Autore: Paolo Massimo Neri                                                                                                              Titolo: La Leggenda del Drago d’Argento                                                                                      Secondo Libro: Garudall                                                                                                                    Editore:  Createspace Independent Pub                                                                                        Prezzo ebook:  3,00 euro                                                                                                                    Prezzo cartaceo: 13,72 euro                                                                                                              Genere: fantasy                                                                                                                                    pagine: 462                                                                                                                                              Data di pubblicazione in Italia: 6/11/2013                                                                                    Disponibile su: amazon

 

Dopo lo scontro finale tra Koddrey, aiutato dai suoi amici e maestri della scuola di spada, e il demone Maruen, il giovane passerà molti giorni in infermeria, sotto osservazione per i forti traumi e profonde ferite riportate. In quel momento di inattività, il ragazzo è alle prese con i suoi dubbi e paure, che verranno messe a nudo dal bibliotecario della scuola di Willysberg. Il signor … (il bibliotecario sembra non avere nome e nemmeno un passato, si fa chiamare ogni volta in modo diverso) sorprenderà Koddrey, in un fortuito incontro nella foresta, rivelando le sue potenti capacità di combattimento, e non solo, essendo stato un maestro di spada nella scuola e insegnato anche al nonno Guyl. Lo consiglierà in relazione all’enorme potere che ha notato nel ragazzo durante lo scontro.

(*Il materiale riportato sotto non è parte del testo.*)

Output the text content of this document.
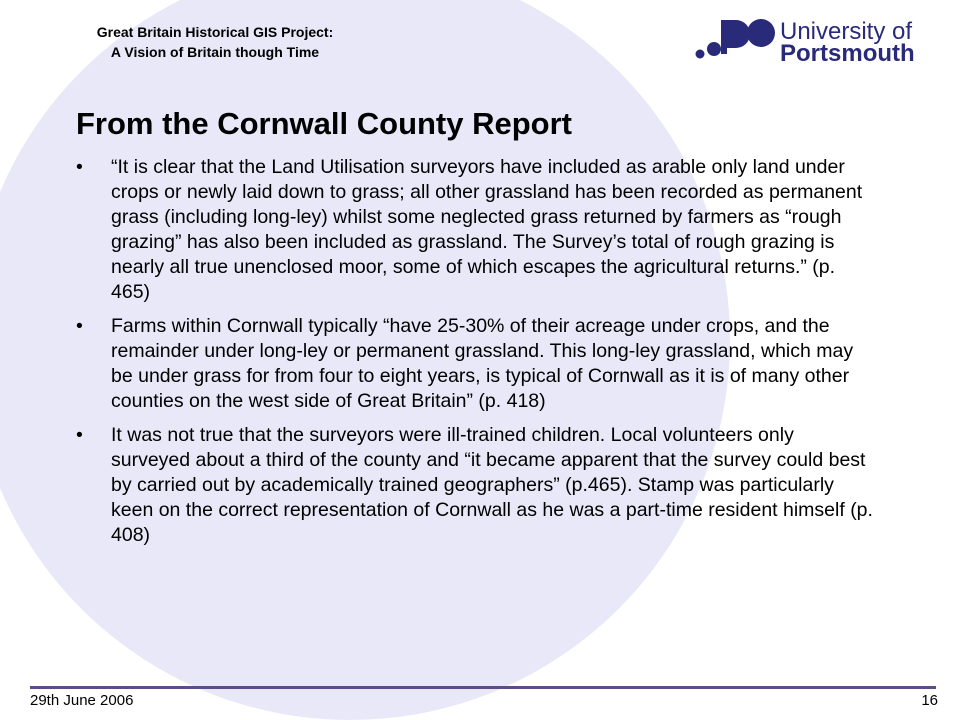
Great Britain Historical GIS Project:
A Vision of Britain though Time
University of
Portsmouth
From the Cornwall County Report
• “It is clear that the Land Utilisation surveyors have included as arable only land under crops or newly laid down to grass; all other grassland has been recorded as permanent grass (including long-ley) whilst some neglected grass returned by farmers as “rough grazing” has also been included as grassland. The Survey’s total of rough grazing is nearly all true unenclosed moor, some of which escapes the agricultural returns.” (p. 465)
• Farms within Cornwall typically “have 25-30% of their acreage under crops, and the remainder under long-ley or permanent grassland. This long-ley grassland, which may be under grass for from four to eight years, is typical of Cornwall as it is of many other counties on the west side of Great Britain” (p. 418)
• It was not true that the surveyors were ill-trained children. Local volunteers only surveyed about a third of the county and “it became apparent that the survey could best by carried out by academically trained geographers” (p.465). Stamp was particularly keen on the correct representation of Cornwall as he was a part-time resident himself (p. 408)
29th June 2006	16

Il rettore della scuola Shanker, insieme agli altri insegnanti, deciderà che la cosa migliore per addestrare il ragazzo sarà quella di recarsi nella città degli elfi Hernidorn, dove sono custoditi parte dei segreti della magia elfica. I ragazzi partiranno e verranno scortati da un esperto drappello di tre soldati: un numero esiguo ma con capacità di combattimento pari a un intero plotone di militari.

Il tragitto per giungere a destinazione si rivelerà irto di pericoli, tra i quali la presenza di demoni interessati all’enorme potere di Koddrey.  Ostacoli che sottoporranno i nostri eroi a continui attacchi, superati dalla loro abilità e dalla magia posseduta dal ragazzo che interverrà in alcuni scontri, fino allo scontro finale contro un potente demone di nome Canaan.

Non voglio aggiungervi altro per non creare spoiler, posso solo dire che il giovane protagonista, e così anche i suoi amici, amplierà le proprie conoscenze, le capacità magiche e guerriere di cui era già in possesso. Aiutati in questo da un ulteriore addestramento cui verranno sottoposti nella nazione elfa.

Credo di aver notato, in questo libro, un uso più profondo e direi anche più sapiente delle incisive metafore, che rende la lettura piacevole e fluida. Insieme ai segreti  e sorprese che a mano a mano si svelano nella pagine, rendono accattivante la storia e comprendi, in fondo, quanto dovrà ancora manifestarsi.

E, in quella, si levarono le urla agghiaccianti di morte. Si diffusero lungo il giardino che si allargava al di sotto del balcone. Si spensero in un gemito di agonia dopo che ebbero lacerato come la falce mortale che taglia ogni filo d’erba, l’aria silenziosa e diafana dell’intero palazzo.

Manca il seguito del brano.